Uncertainty Quantification Part 4: Leveraging Dropout in Neural Networks (CNNs)

Apr 25, 2021


TLDR; Notebook necessary to explore this machine-learning process hands-on and generate all the graphs below is available on my github

What is dropout and how can we use it to quantify uncertainty?

Dropout is a method of systematically inactivating certain elements of the layers of your neural network. Its primary use is implementing regularization and there are great tutorials like this one that outline that use case. Here however, we assume you’ve got a basic understanding of that implementation and we’re looking more toward how to hijack dropout for uncertainty quantification. In the previous posts we’ve talked about uncertainty quantification and why you might want to do it, but here we narrow down specifically on adversarial challenges and outlier detection

The MNIST dataset and defining our question(s)

A central task for ML algorithms is classification – you see learn to recognize a bunch of hand drawn numbers (like in the MNIST dataset) and you get pretty good at it. However what happens when I give a neural net trained on numbers is given a letter?


Well, it will give you an answer and that answer will be wrong. ML algorithms in general are built to answer specific questions - when they are given a challenge outside of that domain they tend to face plant. Here, we’re going to take a look out how we can leverage dropout to build a layer that rejects questions our algorithm is un-prepared to handle.

There are lots of ways to test this problem, but for us we’re going to train on the MNIST data-set (hand-written digits 0-9) and challenge with select letters from our EMNIST data-set (letters, see above). If our algorithm gives us correct responses for reject/accept on “is it a number?” and correct classifications on “what number is it?” it’s doing its job right.
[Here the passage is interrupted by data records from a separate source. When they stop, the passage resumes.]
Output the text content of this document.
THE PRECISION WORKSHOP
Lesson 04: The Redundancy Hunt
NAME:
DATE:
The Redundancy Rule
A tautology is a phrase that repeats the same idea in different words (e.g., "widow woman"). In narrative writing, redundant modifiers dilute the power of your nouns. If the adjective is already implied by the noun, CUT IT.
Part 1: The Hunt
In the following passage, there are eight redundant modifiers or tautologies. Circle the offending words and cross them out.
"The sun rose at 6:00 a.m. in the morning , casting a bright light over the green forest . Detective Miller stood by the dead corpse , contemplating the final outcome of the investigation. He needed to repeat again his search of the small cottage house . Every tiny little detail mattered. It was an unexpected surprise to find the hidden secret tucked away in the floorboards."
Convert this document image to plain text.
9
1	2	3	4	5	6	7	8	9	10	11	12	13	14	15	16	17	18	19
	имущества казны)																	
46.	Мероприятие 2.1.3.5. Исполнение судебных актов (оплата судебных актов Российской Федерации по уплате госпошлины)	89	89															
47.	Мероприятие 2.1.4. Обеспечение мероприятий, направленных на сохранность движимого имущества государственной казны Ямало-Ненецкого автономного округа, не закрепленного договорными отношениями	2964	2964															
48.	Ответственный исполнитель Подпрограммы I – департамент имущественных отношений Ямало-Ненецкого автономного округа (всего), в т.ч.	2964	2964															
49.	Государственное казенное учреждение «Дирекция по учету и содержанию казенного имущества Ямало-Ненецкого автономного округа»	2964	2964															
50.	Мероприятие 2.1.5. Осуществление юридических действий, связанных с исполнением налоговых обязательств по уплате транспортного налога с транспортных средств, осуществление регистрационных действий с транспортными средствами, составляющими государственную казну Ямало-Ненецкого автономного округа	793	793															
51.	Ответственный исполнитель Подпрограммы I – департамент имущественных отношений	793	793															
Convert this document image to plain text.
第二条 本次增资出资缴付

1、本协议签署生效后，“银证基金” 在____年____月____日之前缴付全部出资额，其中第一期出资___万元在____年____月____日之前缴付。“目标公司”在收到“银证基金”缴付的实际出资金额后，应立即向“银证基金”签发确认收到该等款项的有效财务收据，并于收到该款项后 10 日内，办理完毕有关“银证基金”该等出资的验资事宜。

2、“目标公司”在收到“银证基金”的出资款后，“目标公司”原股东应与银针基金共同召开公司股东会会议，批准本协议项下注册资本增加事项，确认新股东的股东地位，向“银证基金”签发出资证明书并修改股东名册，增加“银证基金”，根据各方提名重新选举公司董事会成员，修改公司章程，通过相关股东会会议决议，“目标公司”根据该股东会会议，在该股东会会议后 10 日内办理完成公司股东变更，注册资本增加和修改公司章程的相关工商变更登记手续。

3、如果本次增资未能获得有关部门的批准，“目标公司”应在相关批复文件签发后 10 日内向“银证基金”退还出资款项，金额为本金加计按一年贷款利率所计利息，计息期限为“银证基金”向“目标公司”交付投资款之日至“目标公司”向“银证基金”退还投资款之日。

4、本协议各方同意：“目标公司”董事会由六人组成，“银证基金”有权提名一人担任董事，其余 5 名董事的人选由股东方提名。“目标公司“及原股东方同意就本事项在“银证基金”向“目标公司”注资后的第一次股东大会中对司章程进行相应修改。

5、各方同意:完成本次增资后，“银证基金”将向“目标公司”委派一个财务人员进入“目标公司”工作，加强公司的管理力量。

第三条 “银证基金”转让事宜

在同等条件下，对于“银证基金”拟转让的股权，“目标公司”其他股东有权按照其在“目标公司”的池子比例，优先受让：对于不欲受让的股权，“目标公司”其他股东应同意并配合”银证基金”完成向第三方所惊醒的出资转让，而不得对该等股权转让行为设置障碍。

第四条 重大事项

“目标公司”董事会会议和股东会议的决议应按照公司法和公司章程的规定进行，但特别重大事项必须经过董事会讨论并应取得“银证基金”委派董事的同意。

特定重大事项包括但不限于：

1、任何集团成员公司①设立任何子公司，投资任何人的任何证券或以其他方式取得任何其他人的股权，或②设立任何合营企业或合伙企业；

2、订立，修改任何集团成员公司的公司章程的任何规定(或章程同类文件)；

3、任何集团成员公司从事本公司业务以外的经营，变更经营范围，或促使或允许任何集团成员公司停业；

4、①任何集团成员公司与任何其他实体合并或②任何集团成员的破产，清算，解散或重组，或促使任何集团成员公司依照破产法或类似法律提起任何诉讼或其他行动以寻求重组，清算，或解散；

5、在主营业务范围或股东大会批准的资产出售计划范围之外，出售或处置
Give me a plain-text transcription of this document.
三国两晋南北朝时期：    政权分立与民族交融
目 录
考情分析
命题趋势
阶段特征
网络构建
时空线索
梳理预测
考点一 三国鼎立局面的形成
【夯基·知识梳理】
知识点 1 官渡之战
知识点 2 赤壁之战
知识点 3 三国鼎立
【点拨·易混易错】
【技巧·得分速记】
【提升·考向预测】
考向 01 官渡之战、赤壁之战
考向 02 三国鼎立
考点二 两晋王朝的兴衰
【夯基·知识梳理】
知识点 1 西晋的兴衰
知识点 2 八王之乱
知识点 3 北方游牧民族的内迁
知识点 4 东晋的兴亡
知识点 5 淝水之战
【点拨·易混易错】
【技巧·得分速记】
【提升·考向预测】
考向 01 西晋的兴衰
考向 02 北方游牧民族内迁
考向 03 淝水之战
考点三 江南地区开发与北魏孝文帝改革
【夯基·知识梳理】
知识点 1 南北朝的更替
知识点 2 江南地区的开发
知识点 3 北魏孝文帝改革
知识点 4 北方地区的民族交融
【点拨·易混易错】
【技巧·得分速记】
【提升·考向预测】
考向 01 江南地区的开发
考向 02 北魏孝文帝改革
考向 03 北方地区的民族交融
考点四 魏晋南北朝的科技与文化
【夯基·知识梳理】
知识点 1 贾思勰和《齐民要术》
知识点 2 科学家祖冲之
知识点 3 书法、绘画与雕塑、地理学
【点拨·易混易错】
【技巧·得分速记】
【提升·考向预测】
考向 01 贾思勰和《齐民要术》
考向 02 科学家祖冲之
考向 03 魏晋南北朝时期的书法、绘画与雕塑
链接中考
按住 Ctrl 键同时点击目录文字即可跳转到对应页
Building a model that classifies handwritten digits and rejects adversarial challenges

First we need to build the super basic model. The MNIST dataset is quite easy to solve generically, so here we’re basically creating a placeholder model.

def basic_CNN():
    model = Sequential()
    model.add(Conv2D(32, (3, 3), activation='relu',
                                 input_shape=(28, 28, 1)))
    model.add(MaxPooling2D((2, 2)))
    model.add(Dense(100, activation='relu',
    model.add(Dropout(0.25)) #<--- This bit is essential
    model.add(Dense(10, activation='softmax'))
    model.compile(optimizer='adam', loss='categorical_crossentropy', metrics=['accuracy'])
    return model

The next question is : how does this fit into our pipeline? We want to have a first pass that says “no, this is not a number!” before getting handed off to this classifier. The overall structure is going to look like this:


Rejecting adversaries relies on systematic differences in uncertainty between “known” and “unknown” samples

Lets start with a relative stripped down example. We trained the CNN described above with and without the dropout layer included. Now we’re going to do predictions on two sets of images : one set to test (the number 3) and one set to challenge (the letter N). We’re going to perform 10 predictions for each image and generate summary statistics using the code block below:

def compute_dropout_uncertainty(model,X,n_iter = 10):
    partial_model = Model(model.inputs, model.layers[-1].output)
    result = []
    for _ in range(n_iter):

    result = np.array(result)

    prediction_mean = result.mean(axis=0)
    prediction_std = result.std(axis=0)
    return prediction_mean,prediction_std

The prediction_std term is the Uncertainty. Our hypothesis is that adversarial challenges will have above average uncertainty for our neural network. Plotting the values for both 3 and N shows this to be true, for the model that has dropout.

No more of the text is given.